Выслушав этот рассказ, я невольно вновь взглянул на девушку с пирожком. Слезы у неё поутихли; только ресницы немного слиплись и потемнели, отчего взгляд её стал выразительным, ярким, острым. Появилось в глазах у неё что-то похожее на тихую, скромную радость.
Тем временем нить разговора перехватил отставной военный инженер. Человек этот был хоть и пожилой, но весьма крепкий и, как я слышал, побывавший не раз в «горячих точках».

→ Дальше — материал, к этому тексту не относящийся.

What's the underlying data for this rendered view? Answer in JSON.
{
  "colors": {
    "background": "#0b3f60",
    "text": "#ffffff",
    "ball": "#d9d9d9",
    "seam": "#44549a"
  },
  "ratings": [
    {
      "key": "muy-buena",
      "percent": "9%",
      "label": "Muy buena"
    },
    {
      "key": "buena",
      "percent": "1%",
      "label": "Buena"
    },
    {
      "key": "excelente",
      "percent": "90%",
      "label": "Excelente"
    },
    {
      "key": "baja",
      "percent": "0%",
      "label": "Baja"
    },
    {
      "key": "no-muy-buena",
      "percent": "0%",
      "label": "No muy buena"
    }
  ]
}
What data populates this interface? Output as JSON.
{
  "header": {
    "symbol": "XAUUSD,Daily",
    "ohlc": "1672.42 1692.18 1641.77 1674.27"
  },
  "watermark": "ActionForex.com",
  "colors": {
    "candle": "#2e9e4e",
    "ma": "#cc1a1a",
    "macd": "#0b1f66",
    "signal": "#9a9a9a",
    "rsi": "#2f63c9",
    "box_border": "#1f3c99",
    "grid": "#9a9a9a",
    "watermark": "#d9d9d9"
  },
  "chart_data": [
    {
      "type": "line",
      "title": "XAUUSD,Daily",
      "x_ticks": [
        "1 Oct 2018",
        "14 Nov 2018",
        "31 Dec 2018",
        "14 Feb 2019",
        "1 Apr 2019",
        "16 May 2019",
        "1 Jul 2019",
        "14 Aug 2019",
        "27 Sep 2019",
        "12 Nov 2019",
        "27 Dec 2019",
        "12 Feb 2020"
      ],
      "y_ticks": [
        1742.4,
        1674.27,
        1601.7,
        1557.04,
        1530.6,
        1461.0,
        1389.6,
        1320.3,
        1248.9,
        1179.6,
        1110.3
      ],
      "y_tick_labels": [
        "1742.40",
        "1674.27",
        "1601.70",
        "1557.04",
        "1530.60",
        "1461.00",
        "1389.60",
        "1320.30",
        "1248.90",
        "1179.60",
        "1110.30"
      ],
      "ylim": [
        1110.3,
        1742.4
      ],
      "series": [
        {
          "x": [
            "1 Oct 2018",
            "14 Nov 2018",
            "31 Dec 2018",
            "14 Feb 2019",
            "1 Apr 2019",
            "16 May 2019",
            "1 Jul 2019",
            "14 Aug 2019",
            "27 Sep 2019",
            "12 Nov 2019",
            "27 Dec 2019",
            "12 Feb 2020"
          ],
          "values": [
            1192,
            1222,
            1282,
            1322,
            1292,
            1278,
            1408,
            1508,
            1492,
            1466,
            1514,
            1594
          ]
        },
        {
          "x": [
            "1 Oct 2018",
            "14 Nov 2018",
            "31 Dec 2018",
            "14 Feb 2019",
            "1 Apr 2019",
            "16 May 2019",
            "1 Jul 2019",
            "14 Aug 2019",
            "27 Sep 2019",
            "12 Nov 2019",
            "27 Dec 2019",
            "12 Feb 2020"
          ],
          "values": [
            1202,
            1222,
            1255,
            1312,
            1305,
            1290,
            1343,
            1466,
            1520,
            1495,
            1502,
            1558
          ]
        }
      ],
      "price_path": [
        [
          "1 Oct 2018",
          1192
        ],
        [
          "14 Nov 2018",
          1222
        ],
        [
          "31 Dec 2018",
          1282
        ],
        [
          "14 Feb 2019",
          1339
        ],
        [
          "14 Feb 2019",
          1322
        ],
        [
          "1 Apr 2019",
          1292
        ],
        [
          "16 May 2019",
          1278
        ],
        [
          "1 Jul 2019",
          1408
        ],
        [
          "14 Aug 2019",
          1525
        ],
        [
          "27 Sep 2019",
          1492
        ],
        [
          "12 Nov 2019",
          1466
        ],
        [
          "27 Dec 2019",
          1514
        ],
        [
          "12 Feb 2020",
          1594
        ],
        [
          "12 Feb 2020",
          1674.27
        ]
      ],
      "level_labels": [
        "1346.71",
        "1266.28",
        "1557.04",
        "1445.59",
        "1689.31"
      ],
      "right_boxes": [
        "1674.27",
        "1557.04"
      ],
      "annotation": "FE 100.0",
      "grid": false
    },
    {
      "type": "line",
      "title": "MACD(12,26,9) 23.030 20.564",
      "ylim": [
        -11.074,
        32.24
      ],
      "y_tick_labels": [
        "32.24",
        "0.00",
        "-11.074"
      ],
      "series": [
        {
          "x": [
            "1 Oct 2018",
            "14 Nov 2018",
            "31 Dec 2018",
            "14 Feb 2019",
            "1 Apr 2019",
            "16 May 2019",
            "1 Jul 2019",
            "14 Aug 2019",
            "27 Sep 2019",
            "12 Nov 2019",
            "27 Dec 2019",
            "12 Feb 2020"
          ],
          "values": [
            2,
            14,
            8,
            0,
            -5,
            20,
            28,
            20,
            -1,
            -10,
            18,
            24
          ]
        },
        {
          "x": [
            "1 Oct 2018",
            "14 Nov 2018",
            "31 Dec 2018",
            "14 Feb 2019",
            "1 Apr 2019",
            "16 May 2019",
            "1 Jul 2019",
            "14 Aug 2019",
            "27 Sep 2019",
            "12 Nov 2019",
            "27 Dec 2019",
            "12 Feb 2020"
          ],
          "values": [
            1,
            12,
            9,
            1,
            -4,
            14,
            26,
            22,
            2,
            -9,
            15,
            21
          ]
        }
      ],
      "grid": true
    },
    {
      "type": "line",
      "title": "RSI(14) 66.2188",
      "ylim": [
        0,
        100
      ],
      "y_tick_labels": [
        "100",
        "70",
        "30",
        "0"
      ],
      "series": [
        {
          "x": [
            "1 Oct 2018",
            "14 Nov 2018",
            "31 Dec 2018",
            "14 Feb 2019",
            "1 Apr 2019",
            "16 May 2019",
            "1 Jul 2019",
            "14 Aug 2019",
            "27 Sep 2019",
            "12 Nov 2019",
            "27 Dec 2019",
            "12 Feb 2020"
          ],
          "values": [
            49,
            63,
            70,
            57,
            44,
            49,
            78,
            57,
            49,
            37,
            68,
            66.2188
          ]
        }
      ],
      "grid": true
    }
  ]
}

– Верно говоришь, доктор. Только недолго счастье его продлилось, и мытарства его на том не закончились, – сказал он. – Ушла любовь его, и понял наш человек, что не видать ему больше счастья до скончания века, потому что другой, новой, любви ему не надобно было: любовь ведь его была настоящая, а настоящая любовь – она одна и на всю жизнь. Горевал он тогда сильно и безутешно, и решил так, что, если своего счастья уже не добыть, то нужно других к этому счастью водить. В те годы – а было это как раз после падения метеорита – у нас одно такое необычное место появилось, где вроде как можно было это самое счастье получить. Не мало он туда кого отвёл, и у многих после этого желания о лучшей и счастливой жизни сбылись. Правда, многие от этого еще несчастнее стали, потому что у нашего человека всё наоборот: как только получит он счастье свое, так сразу впадает в тоску и жить ему не хочется. А жить-то ему очень сильно как хочется, вот и счастлив он от того, что несчастный ходит и всю жизнь это бремя несёт. Не знаю, почему так происходит – то ли страдания активируют некие тайные нейроны в мозгу, то ли считаем мы себя не достойными жить лучшей жизнью.
– Да ведь счастье-то многие воспринимают как итог, вершину бытия, финиш, уважаемый Максим Фадеевич. Так я полагаю, – сказал журналист одной весьма популярной столичной газеты. – Вершина бытия достигнута, а само бытие у человека при этом продолжается. И что с этим бытием прикажете делать? То-то же, и я не знаю. От этого и мытарства из крайности в крайность происходят. Помните, что с ним произошло после того, как он сам счастье испытал и других им наделил? Возненавидел вдруг он всех разом, и себя в первую очередь. Он тогда всё на охоту собирался. Надоели ему люди, опротивели до жути их лица, дела их, и всё, что с ними связано. Сам он себе опротивел, потому что знал, что он такой же мерзавец, как и они, и даже еще больший. Мучился он от этого страшно. Ждал он свою охоту долго, до болей в печенках. И вроде бы ехать уже пора, и сезон подходящий для уток уже к тому времени наступил, а всё никак: что-то держало его. И всё-то в те дни ему в душу дождь бесконечный лил, так долго лил, что вся эта серость небесная ему грудь переполнила через край. И тогда он крепко запил, и начал облик человеческий терять. Одно осталось для него спасение – забыть про охоту и бежать! Сел он на электричку и отправился в свои любимые Петушки.
– А куда теперь-то он уехал? – спросил я. – Знает ли кто-нибудь? Сегодня на вокзале я пытался это выяснить, а он мне только и ответил, что странствовать, мол, еду, а куда – не сказал.
– Стоит ли сейчас об этом спрашивать? Важно другое: что уехал он НАВСЕГДА! – сказала барышня с неудержимым отчаянием.
– Как же мы теперь? Неужели совсем одни останемся? – раздались сразу несколько голосов.
– Да разве нам сейчас кто нужен? – сказал журналист. – У нас ведь всё налаживается, встает на правильные рельсы.